六章 [15]
「氷のような、鋭く研ぎ澄まされて澄んだ気をお持ちですね。重さもあって頼もしさを感じます」
長春仙の顔が近づいてきたので、飛露は無意識に体をそらして離れようとした。しかし、ほほをつかむ彼女の手のせいで距離が取れない。
こつんとお互いの額が触れ合った。
目の前に長春仙の閉じられた目がある。彼女の長いまつげが顔に触れそうだ。彼女から香ってくるバラの芳香に、飛露は息を細くした。
ふれた額から流れ込んでくるのは彼女の気だ。全身を小さなとげで刺されるような痛みに、飛露は身を固くした。しかし、その痛みはすぐに全身のツボを刺激するような気持ちよさに変わる。体の疲労が消え、気が活性化するのがわかった。
「……く!」
飛露は慌てて長春仙から離れた。
「怖がらないでください。あなたの中にはまだ強い力が眠っています」
それを起こそうとしてくれているようだ。長春仙は再び飛露に向かって両手を伸ばした。
「結構です」
しかし飛露はその手を払った。彼の灰色の目は鋭く、油断なく長春仙を見ている。
「……そうですか。出過ぎた真似をしてしまいましたね」
彼女は理由を聞くことすらせずに、すんなりと引いてくれた。飛露の強い拒絶を察したのだろう。申し訳なさそうに視線を落とす。
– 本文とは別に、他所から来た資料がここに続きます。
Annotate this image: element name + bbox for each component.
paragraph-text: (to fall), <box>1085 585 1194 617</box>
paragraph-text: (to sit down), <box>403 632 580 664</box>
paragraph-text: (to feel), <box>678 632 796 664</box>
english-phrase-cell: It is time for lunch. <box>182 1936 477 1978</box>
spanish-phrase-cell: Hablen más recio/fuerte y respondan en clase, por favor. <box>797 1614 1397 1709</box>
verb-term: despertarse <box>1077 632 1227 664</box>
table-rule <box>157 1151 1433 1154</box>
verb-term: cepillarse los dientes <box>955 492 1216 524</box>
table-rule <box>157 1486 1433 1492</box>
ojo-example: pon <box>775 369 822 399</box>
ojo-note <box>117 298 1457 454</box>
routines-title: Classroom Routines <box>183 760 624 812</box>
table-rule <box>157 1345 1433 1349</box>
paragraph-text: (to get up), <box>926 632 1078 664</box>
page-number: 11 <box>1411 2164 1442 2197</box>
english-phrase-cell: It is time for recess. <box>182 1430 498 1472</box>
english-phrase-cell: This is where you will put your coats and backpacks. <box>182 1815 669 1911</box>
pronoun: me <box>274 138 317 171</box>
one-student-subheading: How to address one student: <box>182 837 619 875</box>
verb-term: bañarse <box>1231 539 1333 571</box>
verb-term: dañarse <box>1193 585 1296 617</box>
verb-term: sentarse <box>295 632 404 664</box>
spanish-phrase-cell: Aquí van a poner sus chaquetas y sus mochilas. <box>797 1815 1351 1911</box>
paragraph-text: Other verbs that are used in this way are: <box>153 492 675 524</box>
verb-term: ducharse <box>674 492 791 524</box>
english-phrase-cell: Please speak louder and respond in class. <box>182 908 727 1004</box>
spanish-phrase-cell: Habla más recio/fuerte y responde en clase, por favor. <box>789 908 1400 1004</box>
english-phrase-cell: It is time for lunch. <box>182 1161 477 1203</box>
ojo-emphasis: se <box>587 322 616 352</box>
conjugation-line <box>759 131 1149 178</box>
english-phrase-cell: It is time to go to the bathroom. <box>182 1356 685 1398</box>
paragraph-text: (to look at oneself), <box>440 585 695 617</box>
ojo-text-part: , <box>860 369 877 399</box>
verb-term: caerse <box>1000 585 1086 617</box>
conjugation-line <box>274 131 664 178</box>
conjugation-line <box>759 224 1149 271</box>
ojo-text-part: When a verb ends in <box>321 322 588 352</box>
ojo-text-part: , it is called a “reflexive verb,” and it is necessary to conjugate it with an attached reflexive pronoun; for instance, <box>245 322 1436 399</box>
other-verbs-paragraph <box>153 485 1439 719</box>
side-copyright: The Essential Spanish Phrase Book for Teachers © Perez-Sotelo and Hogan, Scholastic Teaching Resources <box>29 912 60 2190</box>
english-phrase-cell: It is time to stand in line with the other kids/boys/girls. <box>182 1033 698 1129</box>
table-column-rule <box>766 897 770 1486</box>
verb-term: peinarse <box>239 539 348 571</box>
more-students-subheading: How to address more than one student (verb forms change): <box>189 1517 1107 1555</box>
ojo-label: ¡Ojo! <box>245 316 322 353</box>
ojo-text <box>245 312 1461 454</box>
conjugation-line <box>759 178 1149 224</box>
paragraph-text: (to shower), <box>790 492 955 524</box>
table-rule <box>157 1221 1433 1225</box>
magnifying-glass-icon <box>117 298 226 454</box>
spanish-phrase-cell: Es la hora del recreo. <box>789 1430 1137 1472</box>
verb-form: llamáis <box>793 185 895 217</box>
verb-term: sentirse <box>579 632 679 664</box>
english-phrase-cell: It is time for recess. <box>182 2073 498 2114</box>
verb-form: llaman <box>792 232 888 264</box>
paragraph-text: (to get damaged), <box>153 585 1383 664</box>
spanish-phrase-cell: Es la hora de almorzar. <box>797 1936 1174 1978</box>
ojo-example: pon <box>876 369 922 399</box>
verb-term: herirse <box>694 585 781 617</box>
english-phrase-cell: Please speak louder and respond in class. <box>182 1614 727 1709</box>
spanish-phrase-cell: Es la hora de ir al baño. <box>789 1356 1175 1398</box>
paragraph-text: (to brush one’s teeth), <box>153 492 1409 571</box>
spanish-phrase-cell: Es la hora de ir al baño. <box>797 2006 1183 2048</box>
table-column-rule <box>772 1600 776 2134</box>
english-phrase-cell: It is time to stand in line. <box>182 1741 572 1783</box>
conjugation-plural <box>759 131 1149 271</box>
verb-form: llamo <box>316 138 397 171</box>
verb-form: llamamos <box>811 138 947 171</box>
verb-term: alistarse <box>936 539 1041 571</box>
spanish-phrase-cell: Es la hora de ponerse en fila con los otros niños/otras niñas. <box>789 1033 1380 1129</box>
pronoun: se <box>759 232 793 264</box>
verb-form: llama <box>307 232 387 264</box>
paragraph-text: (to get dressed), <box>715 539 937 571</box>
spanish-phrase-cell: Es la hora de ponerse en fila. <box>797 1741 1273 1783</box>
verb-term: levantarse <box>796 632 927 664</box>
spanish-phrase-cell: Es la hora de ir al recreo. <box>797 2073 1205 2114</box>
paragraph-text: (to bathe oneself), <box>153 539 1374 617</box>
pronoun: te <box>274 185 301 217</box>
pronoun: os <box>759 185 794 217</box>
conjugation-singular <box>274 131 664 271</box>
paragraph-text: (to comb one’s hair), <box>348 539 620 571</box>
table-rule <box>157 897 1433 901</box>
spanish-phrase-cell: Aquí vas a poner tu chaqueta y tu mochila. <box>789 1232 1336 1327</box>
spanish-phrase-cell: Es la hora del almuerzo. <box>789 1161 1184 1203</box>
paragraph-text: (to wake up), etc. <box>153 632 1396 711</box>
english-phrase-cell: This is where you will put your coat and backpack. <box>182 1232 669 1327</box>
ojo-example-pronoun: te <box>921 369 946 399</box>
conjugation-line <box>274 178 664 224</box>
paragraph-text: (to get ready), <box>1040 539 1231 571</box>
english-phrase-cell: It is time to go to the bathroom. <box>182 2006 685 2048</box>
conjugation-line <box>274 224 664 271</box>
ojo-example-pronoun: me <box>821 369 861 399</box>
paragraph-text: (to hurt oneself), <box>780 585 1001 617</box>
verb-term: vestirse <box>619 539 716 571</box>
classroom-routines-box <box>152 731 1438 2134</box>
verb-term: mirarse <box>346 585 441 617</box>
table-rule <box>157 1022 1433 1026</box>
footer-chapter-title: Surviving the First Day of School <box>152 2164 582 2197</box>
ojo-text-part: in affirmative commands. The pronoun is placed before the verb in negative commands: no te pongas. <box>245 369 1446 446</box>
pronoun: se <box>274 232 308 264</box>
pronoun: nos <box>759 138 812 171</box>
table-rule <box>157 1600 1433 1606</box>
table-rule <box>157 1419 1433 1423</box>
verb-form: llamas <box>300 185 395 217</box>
「そんな、とんでもない! 仙女様のお心遣いは身に余る光栄です。こちらこそ、乱暴な真似をしてしまって、誠に申し訳ありません」
飛露はそう言いつつも、彼女の手が下がった瞬間に一歩後ろに下がっていた。
「飛露将軍は仙に準ずるほどの気を持っておりますが、人として生きるために気の一部を封じているのです」
帝がそう飛露の非礼を弁明する。
「……っ!!」
その瞬間、飛露の気が大きく揺らいだ。目を見開き、体をこわばらせている。彼の動揺ぶりに、皆の視線が飛露に集まった。
「飛露、お前が隠したがっているのは知っておるが、長春仙様には事情を知っておいていただくべきだろう?」
唯一飛露の気のことを知っている帝が、やさしい声でなだめる。
「……ごもっともです」
飛露は冷静さを取り戻すために、目を閉じて大きく息をついた。
「そうだったのですね。人にはいろいろな事情があるということは把握しています。大変なことをしてしまうところでした」
長春仙は納得して、彼女の気が飛露に干渉しない距離まで離れた。
「申し訳ありません……。わたしにかかっている術は不可逆的なものでして……」
つまり、一度飛露にかけてある封印を解いてしまうと、二度と元に戻せないということだ。
「術をかけた術師は――?」
「……亡くなりました」
術師の中には好奇心の強い者が多いが、この仙女も同じらしい。飛露は長春仙の問いに淡々と答えた。
「長春仙様、陛下、そろそろ残りの二人を紹介されてもいいのではありませんか?」
飛露の気を読んで、そう話を変えたのは占い師白伝だ。
「それと、先ほどの飛露将軍に関するお話は、誰にも話しませんようよろしくお願いいたします」
細かな気の変化に敏感な占い師は、こういう時にも役に立つ。白い服を着た四人に向かってくぎを刺す白伝に、飛露は目礼で感謝の意を示した。
「その点は大丈夫だ。ここに集まっているのは、長春仙様を守るという極秘任務を遂行できる確信がある者だけだ。口の堅さは申し分ない」
淡く笑んだ帝の言葉に、白い服の面々が深くうなずいた。
「信じます」
飛露はそう答えるしかない。一度動揺で乱れた気は、まだ完全に戻ってはいなかったが。